NGOs form MPA Legal Coalition to force better preservation of Europe's marine protected areas

The North Sea shoreline in Denmark
The coalition aims to use legal mechanisms to effect change rather than angling for shifts in policy | Photo courtesy of Cavan-Images/Shutterstock
6 Min

A coalition of 11 environmental organizations has launched a legal initiative aimed at compelling European governments to better safeguard marine protected areas (MPAs).

The formation of the MPA Legal Coalition – which brings together the Blue Marine Foundation, BUND, ClientEarth, Danmarks Naturfredningsforening, Défense des Milieux Aquatiques, Doggerland, DUH, the Environmental Justice Foundation (EJF), Manche Nature, Oceana, and Seas At Risk – comes one year after environmental groups filed legal complaints with the European Commission against Denmark, France, Germany, Italy, the Netherlands, and Spain, alleging the countries failed to protect MPAs by continuing to allow bottom trawling and other fishing activities that they insist are incompatible with the conservation objectives of those sites.

Although the complaints remain under consideration, the newly formed coalition said the commission has yet to take meaningful enforcement action. To force such action, the coalition intends to use coordinated litigation and legal advocacy to ensure existing MPA laws are properly applied, rather than focusing primarily on policy advocacy.

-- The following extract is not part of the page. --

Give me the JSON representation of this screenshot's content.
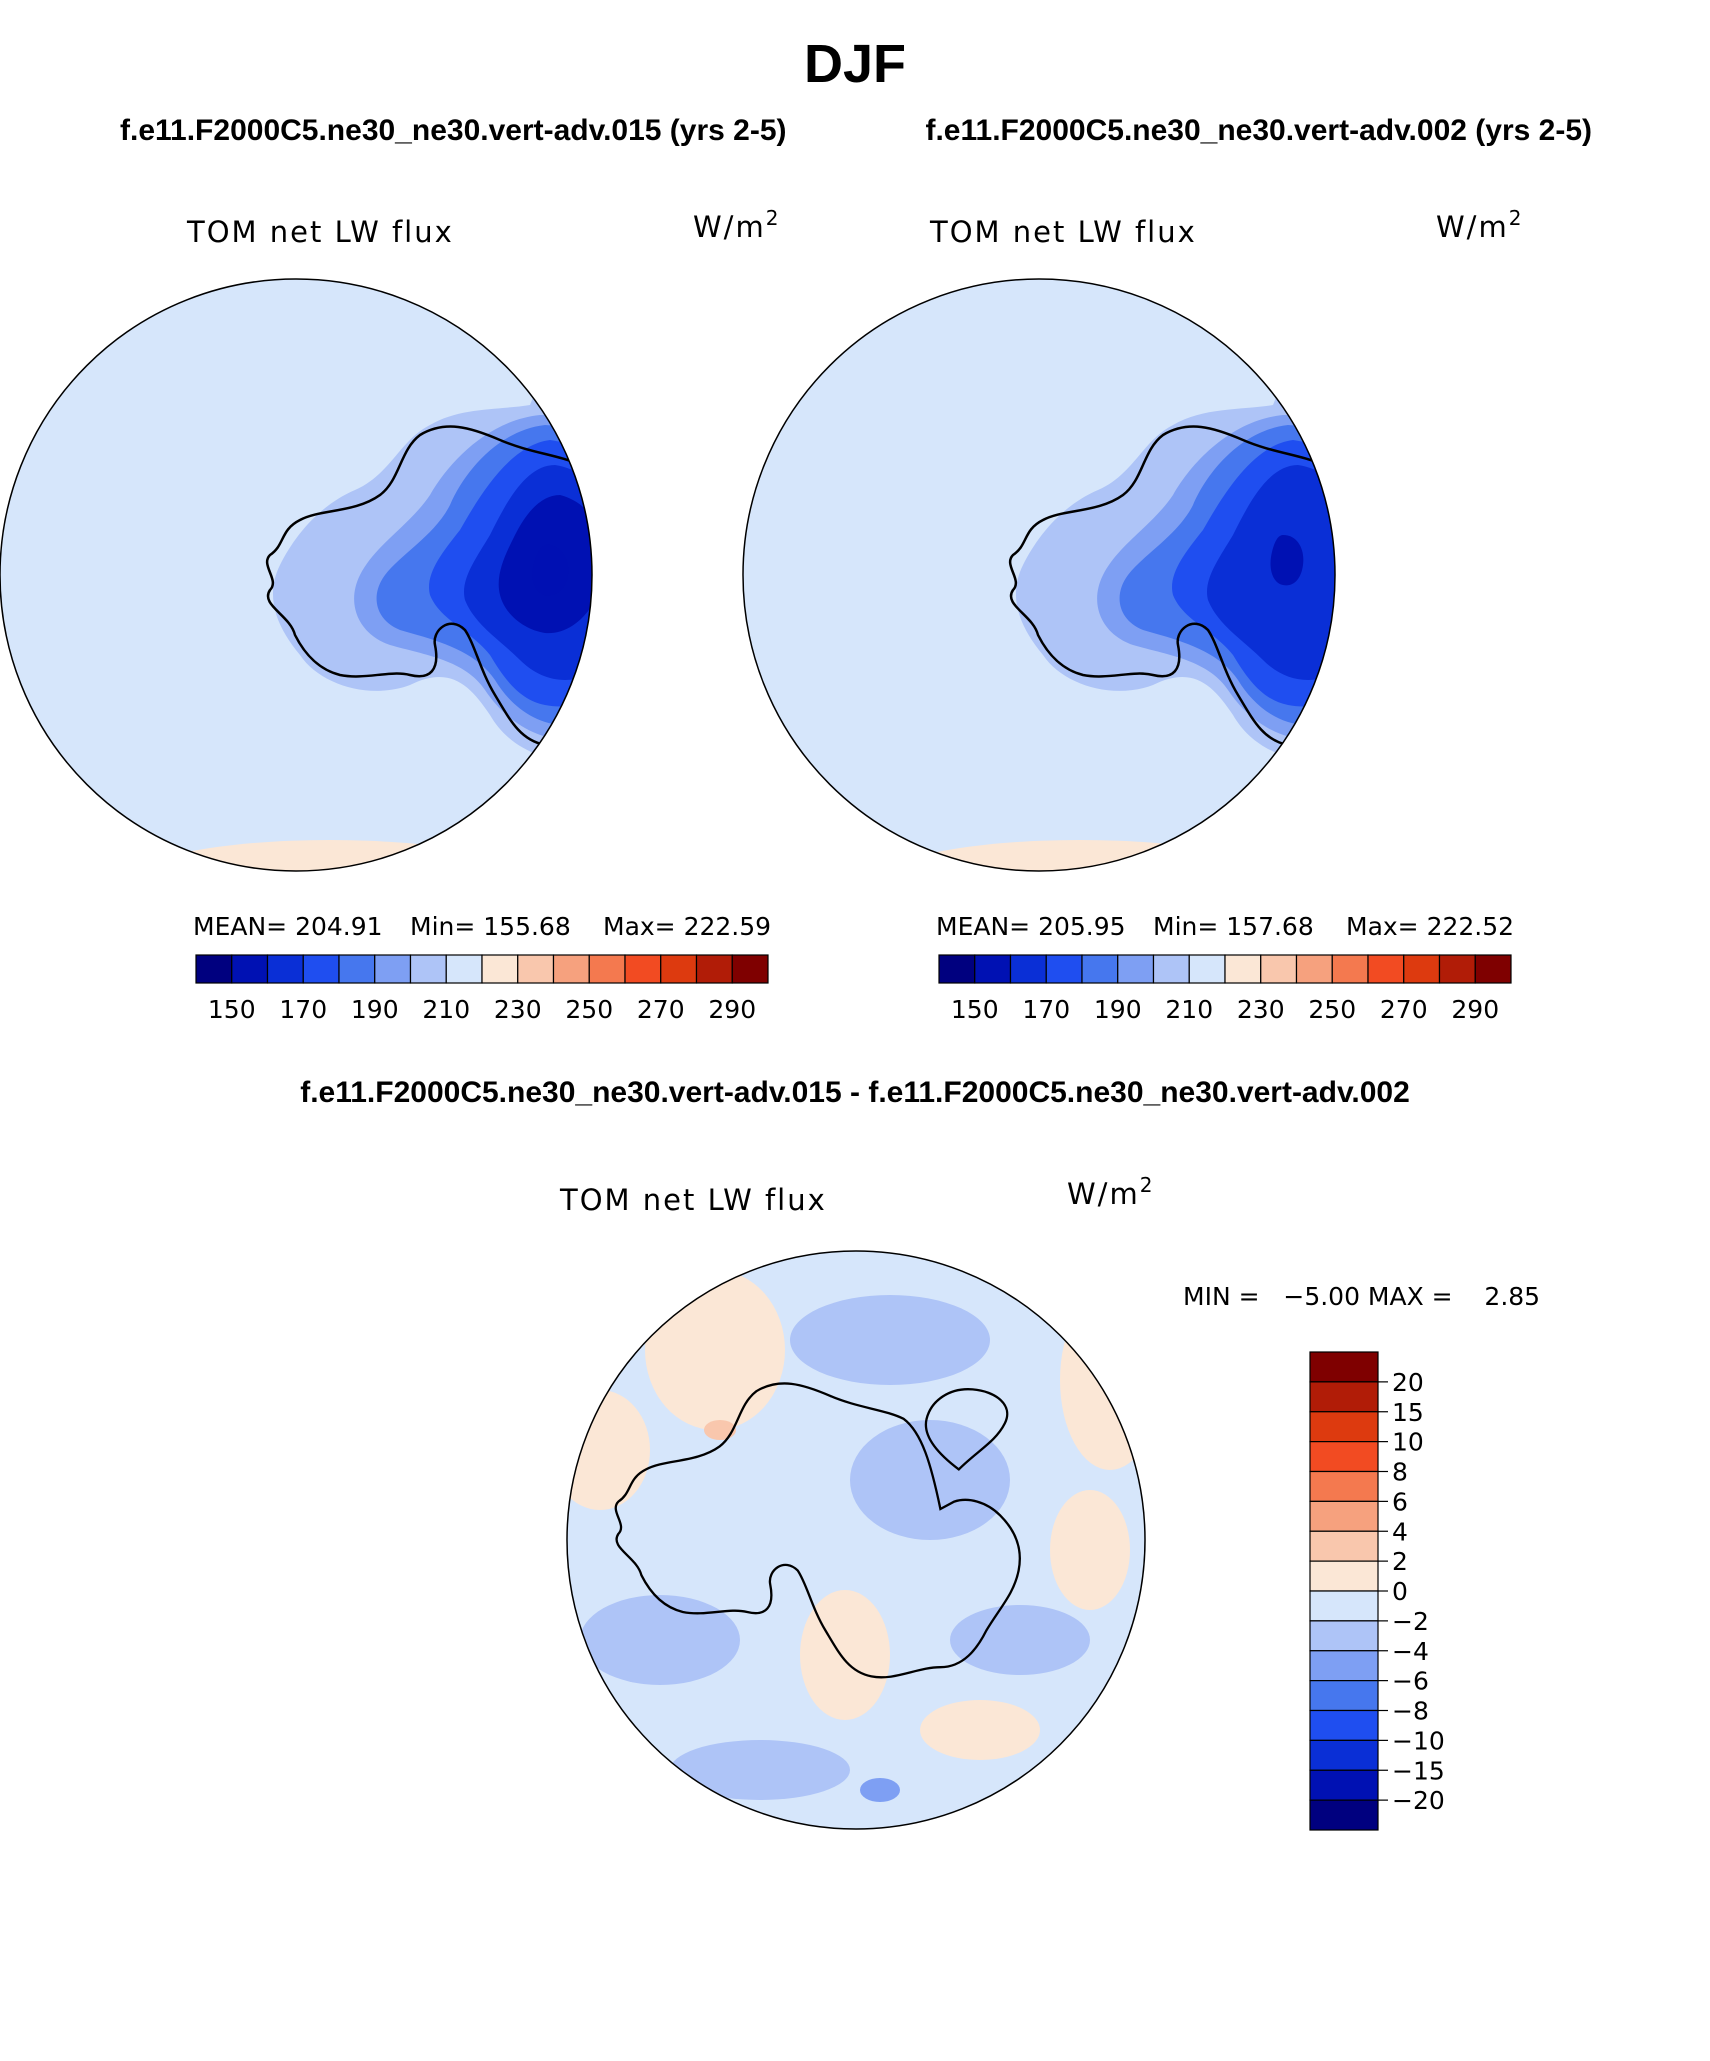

"The ocean can't keep on waiting," ClientEarth Lead of Marine Ecosystems John Condon told SeafoodSource. "We need to hold governments across Europe accountable so that they enforce existing laws and answer for their failures to protect critical marine habitats as a healthy ocean is the basis for economic prosperity and marine biodiversity. The formation of the MPA Legal Coalition partly reflects this frustration, also aimed at putting pressure on the commission to fulfill its role as guardian of the treaties.”

According to the coalition, the issue is not a lack of legislation, but a failure to implement laws already in place under the E.U. Habitats Directive, as well as related environmental legislation.

For instance, EJF Senior Ocean Policy Advisor Marie Colombier said governments have consistently failed to carry out required assessments before allowing commercial fishing activities within protected sites.

"The complaints identify the same issues across all the countries concerned: Governments are failing to protect marine sites from the impacts of bottom trawling, despite being legally required to do so under E.U. law," she said. "In many cases, authorities have not set clear conservation objectives and measures tailored to the protected seabed habitats found in these sites. Instead of carrying out the assessments required by law before allowing commercial fishing activities, governments continue to permit bottom trawling under broad, general fishing authorizations. Advocacy can shape policy and commitments, but litigation is key to bringing about compliance."

Colombier highlighted that court rulings involving the Dutch Dogger Bank and France's Banc des Flandres have demonstrated that judicial intervention could succeed where political processes had stalled, helping the coalition hone in on its strategy of turning to the courts, instead of trying to effect policy change.

The coalition's wider objective is improved enforcement of environmental legislation overall, but bottom trawling is the current central focus of its legal strategy.

Campaigners argue that extensive scientific evidence demonstrates the impacts of the fishing method on sensitive seabed habitats, while the coalition notes official European Commission data that determines 79 percent of Europe's coastal seabed is physically disturbed, primarily due to bottom trawling.

However, Condon said that does not mean all fishing should be excluded from MPAs, provided independent scientific assessments demonstrate that operations are compatible with conservation objectives.

"Certain fishing gear may be permitted within a marine protected area where an appropriate assessment demonstrates that they have no significant impact, or only a limited impact, on the protected habitats and species," he said while emphasizing that such assessments must be transparent, independent, and science-based.

The coalition rejected suggestions that stronger protection of MPAs would inevitably come at the expense of fishing communities, with Colombier saying, instead, that many small-scale fishers shared the coalition’s conservation objectives because their livelihoods depend on healthy marine ecosystems.

"We understand the socioeconomic concerns from fishing communities and believe that a just transition should ensure small-scale, artisanal fishers are not left behind,” she said, arguing that many of the sector's economic challenges stemmed not from environmental regulation but from decades of overfishing, fleet overcapacity, and inconsistent enforcement. "Legal restrictions on destructive fishing activities within MPAs aim to restore ecosystems and ensure the long-term health of fish stocks and the resilience of coastal communities."

Looking ahead, the coalition said meaningful progress over the next year would include the European Commission opening infringement proceedings against member nations where evidence of noncompliance exists and considering interim protection measures where vulnerable habitats remain at risk.

Ultimately, the group's ambition extends beyond legal complaints.

"Full compliance with E.U. law in all marine protected areas is what success looks like," Rondon said, adding that an E.U.-wide prohibition on bottom trawling within all MPAs would provide a simple and consistent rule for regulators and fishers alike while ensuring sites designated for conservation receive what the coalition considers a minimum standard of protection.